I am recounting my words from the past two years with the hope that people will not immediately fall into the same trap of putting all their hopes in someone else to save us, and shouting down the women who have been right over and over and fucking over again.

The Mueller report being a dud was always going to be a watershed moment. And let me be perfectly blunt: If you're terrified about what this signals for our future, for how empowered Trump will be after the delivery of nothing, you are right to be.


This is only going to get worse. And I don't know what to do. I don't know what to advise. All I know is that we have to resist in every conceivable fashion at every possible moment if there is any hope to be had. We can't trust it to SDNY or House Democrats or anyone else — especially anyone working within an increasingly corrupt and compromised government — to save us. We need to start making some meaningful, organized efforts to save ourselves and each other.

Let me say once again: I can't tell any other person what their resistance should look like. Each person has a different set of capabilities; a different level of safety; a different set of talents; a different number of spoons. How one protests in a small, rural town might look very different from how one protests in a big city that's a major media center.
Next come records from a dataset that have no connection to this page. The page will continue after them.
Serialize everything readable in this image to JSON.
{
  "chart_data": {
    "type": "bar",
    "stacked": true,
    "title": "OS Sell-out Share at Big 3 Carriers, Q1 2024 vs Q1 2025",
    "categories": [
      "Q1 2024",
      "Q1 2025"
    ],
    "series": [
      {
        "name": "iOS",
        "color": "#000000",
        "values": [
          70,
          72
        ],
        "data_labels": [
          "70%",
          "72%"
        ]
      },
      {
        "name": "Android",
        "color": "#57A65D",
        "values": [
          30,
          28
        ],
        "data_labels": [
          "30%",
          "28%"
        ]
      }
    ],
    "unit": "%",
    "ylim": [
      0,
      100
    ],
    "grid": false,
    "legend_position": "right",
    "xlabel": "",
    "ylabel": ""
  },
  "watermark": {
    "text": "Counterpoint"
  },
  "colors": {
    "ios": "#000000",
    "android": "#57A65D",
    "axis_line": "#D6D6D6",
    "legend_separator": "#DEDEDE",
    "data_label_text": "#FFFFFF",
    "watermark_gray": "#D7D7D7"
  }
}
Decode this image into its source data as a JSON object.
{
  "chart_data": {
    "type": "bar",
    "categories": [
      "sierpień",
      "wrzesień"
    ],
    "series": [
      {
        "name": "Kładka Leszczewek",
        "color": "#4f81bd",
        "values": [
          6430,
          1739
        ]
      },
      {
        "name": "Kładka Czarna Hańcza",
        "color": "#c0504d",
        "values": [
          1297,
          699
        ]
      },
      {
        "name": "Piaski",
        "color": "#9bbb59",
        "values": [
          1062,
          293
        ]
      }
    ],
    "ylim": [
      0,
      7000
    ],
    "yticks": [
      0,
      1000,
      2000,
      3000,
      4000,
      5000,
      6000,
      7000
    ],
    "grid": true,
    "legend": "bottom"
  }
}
I only know what my resistance can and will look like. Each person needs to look inside themselves to define what theirs will. (Though certainly there are plenty of people who will offer good advice!)

And, to be honest, you don't want me to define your resistance for you, because then you'd be limited by the boundaries of my imagination. Would I have conjured a national park resisting by tweeting facts? Nope! But that is a brilliant and important act of resistance.

All I will say is this: In an environment of official neglect, demoralization, and division, survival itself is an act of resistance. Staying engaged is an act of resistance. Building community is an act of resistance.

If there is nothing else you are able to do to resist, just hang the fuck on, as hard as you can.